Sunday, November 27, 2005

Lost in space

(Listening to: Hot Fuss, The Killers)

(If you don't watch Lost, the following will probably be boring and/or incomprehensible to you. So be it.)

So, is anything gonna, like, ya know, happen this season on Lost? I realize that some progress as been made this year as far as the overall plots go, but jeez -- the show has been moving at a pace that makes M. Night Shyamalan look like Michael Bay.

Far too many episodes have been devoted to circular plots that advance nothing at all -- Sun loses her ring, then finds it. Michael runs into the jungle to find Walt, but then gives up and comes back. And Hurley gets so worked up over guarding the food stash in the hatch that he wires up the friggin' dynamite and gets set to blow it all up...but then is talked out of it.

And when the stories haven't been chasing their own tails, they've been focused on the caustic tail section survivors, led by everyone's new least favorite character, Ana Lucia. "Collision," last week's episode, did some good as far as making her a little more human, but it almost feels like the damage is done. Contrast this with the treatment of Sawyer in the first season -- he was King Douchebag until his flashbacks revealed an awesome layer of depth that rounded out his character and, somehow, made him one of the most sympathetic people on the island. Ana Lucia's flashbacks, on the other hand, didn't seem to provide that same resonance. Maybe it's me. Maybe it's not.

See, the problem is, the writers decided to devote at least half of every episode this season to the tail section. Which would have been fine, except the tail section people aren't that interesting. We've got a sweet spot for Bernard, because we knew his wife was waiting for him on the other side (and that moment, when we realized who he was, was indeed glorious and one of the best of the season thus far), and Mr. Eko -- portrayed by the fantastic Adewale Akinnuoye-Agbaje, a.k.a. Adebesi -- is certainly intriguing, but then there's Ana Lucia. And the rest, who apparently have (or had) names, but they made little to no impresion on me. Sawyer, Jin, and Michael were there, too, of course, but pretty much every scene with the tail section coterie broke down like this:

1. Ana Lucia says something rude/demands something incovenient.
2. Someone -- usually Michael -- announces they will do something else.
3. Ana Lucia says that such action will cause the Others to swarm down and eat them all like Lucky Charms.
4. They do it anyway.
5. Everyone survives.
6. Repeat after next commerical break.

And naturally, the most interesting of the bunch, Sawyer, has spent the entire season suffering from the effects of an infected gunshot wound, handicapping their story that much more.

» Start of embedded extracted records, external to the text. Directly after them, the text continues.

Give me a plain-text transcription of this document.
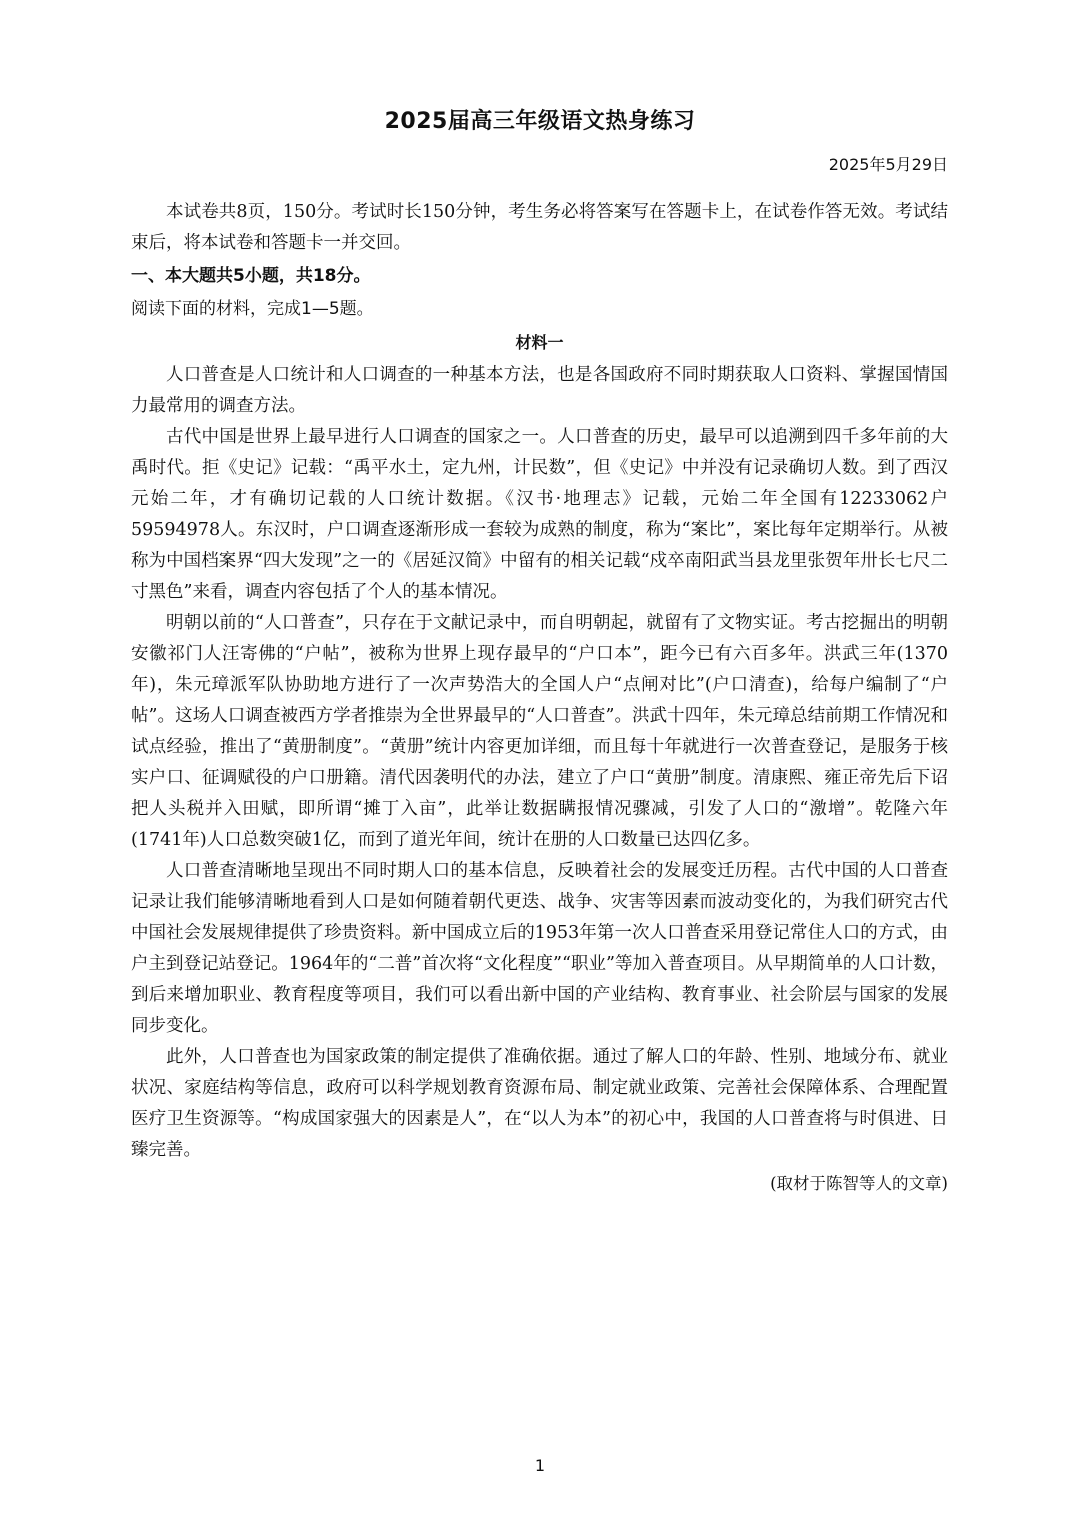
2025届高三年级语文热身练习
2025年5月29日

本试卷共8页，150分。考试时长150分钟，考生务必将答案写在答题卡上，在试卷作答无效。考试结束后，将本试卷和答题卡一并交回。

一、本大题共5小题，共18分。
阅读下面的材料，完成1—5题。
材料一

人口普查是人口统计和人口调查的一种基本方法，也是各国政府不同时期获取人口资料、掌握国情国力最常用的调查方法。

古代中国是世界上最早进行人口调查的国家之一。人口普查的历史，最早可以追溯到四千多年前的大禹时代。拒《史记》记载：“禹平水土，定九州，计民数”，但《史记》中并没有记录确切人数。到了西汉元始二年，才有确切记载的人口统计数据。《汉书·地理志》记载，元始二年全国有12233062户59594978人。东汉时，户口调查逐渐形成一套较为成熟的制度，称为“案比”，案比每年定期举行。从被称为中国档案界“四大发现”之一的《居延汉简》中留有的相关记载“戍卒南阳武当县龙里张贺年卅长七尺二寸黑色”来看，调查内容包括了个人的基本情况。

明朝以前的“人口普查”，只存在于文献记录中，而自明朝起，就留有了文物实证。考古挖掘出的明朝安徽祁门人汪寄佛的“户帖”，被称为世界上现存最早的“户口本”，距今已有六百多年。洪武三年(1370年)，朱元璋派军队协助地方进行了一次声势浩大的全国人户“点闸对比”(户口清查)，给每户编制了“户帖”。这场人口调查被西方学者推崇为全世界最早的“人口普查”。洪武十四年，朱元璋总结前期工作情况和试点经验，推出了“黄册制度”。“黄册”统计内容更加详细，而且每十年就进行一次普查登记，是服务于核实户口、征调赋役的户口册籍。清代因袭明代的办法，建立了户口“黄册”制度。清康熙、雍正帝先后下诏把人头税并入田赋，即所谓“摊丁入亩”，此举让数据瞒报情况骤减，引发了人口的“激增”。乾隆六年 (1741年)人口总数突破1亿，而到了道光年间，统计在册的人口数量已达四亿多。

人口普查清晰地呈现出不同时期人口的基本信息，反映着社会的发展变迁历程。古代中国的人口普查记录让我们能够清晰地看到人口是如何随着朝代更迭、战争、灾害等因素而波动变化的，为我们研究古代中国社会发展规律提供了珍贵资料。新中国成立后的1953年第一次人口普查采用登记常住人口的方式，由户主到登记站登记。1964年的“二普”首次将“文化程度”“职业”等加入普查项目。从早期简单的人口计数，到后来增加职业、教育程度等项目，我们可以看出新中国的产业结构、教育事业、社会阶层与国家的发展同步变化。

此外，人口普查也为国家政策的制定提供了准确依据。通过了解人口的年龄、性别、地域分布、就业状况、家庭结构等信息，政府可以科学规划教育资源布局、制定就业政策、完善社会保障体系、合理配置医疗卫生资源等。“构成国家强大的因素是人”，在“以人为本”的初心中，我国的人口普查将与时俱进、日臻完善。

(取材于陈智等人的文章)
1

The revelation that Ana Lucia is a cop with a tragic past certainly goes a part of the distance explaining why she's such a Queen Bitch, but what it doesn't do is explain why I should give a shit. See the problem?

Hey, remember Claire? And her baby? And Charlie? And Locke? And Jack? I do. Those characters are interesting. The writers don't, it seems. And they practically forgot about Shannon, too, until it was time to kill her. All of the stuff with the tail section people -- and I mean all of it -- could have been collapsed into about half the time, which would have increased the suspense (since we wouldn't have been sitting through every sweaty, whiny second of their trek) and would have allowed for more time exploring the characters and mysteries we already knew: the hatch, the numbers, Black Rock, Dharma Inc., the monster (hey, remember the monster? the writers don't).

My problem isn't that they brought in new characters, or that a bunch of time was devoted to integrating them into the cast. My problem is that it was done badly. The promos and synopsis of this week's episode, "What Kate Did," certainly look to be a gigantic step in the right direction -- we'll see.

Oh, and what the hell happened to Desmond? Shacked up with Danielle? Assimilated by the Others? Eaten by a polar bear? Picked up by a rescue plane and forgot about everyone else? Your guess is as good as the writers'.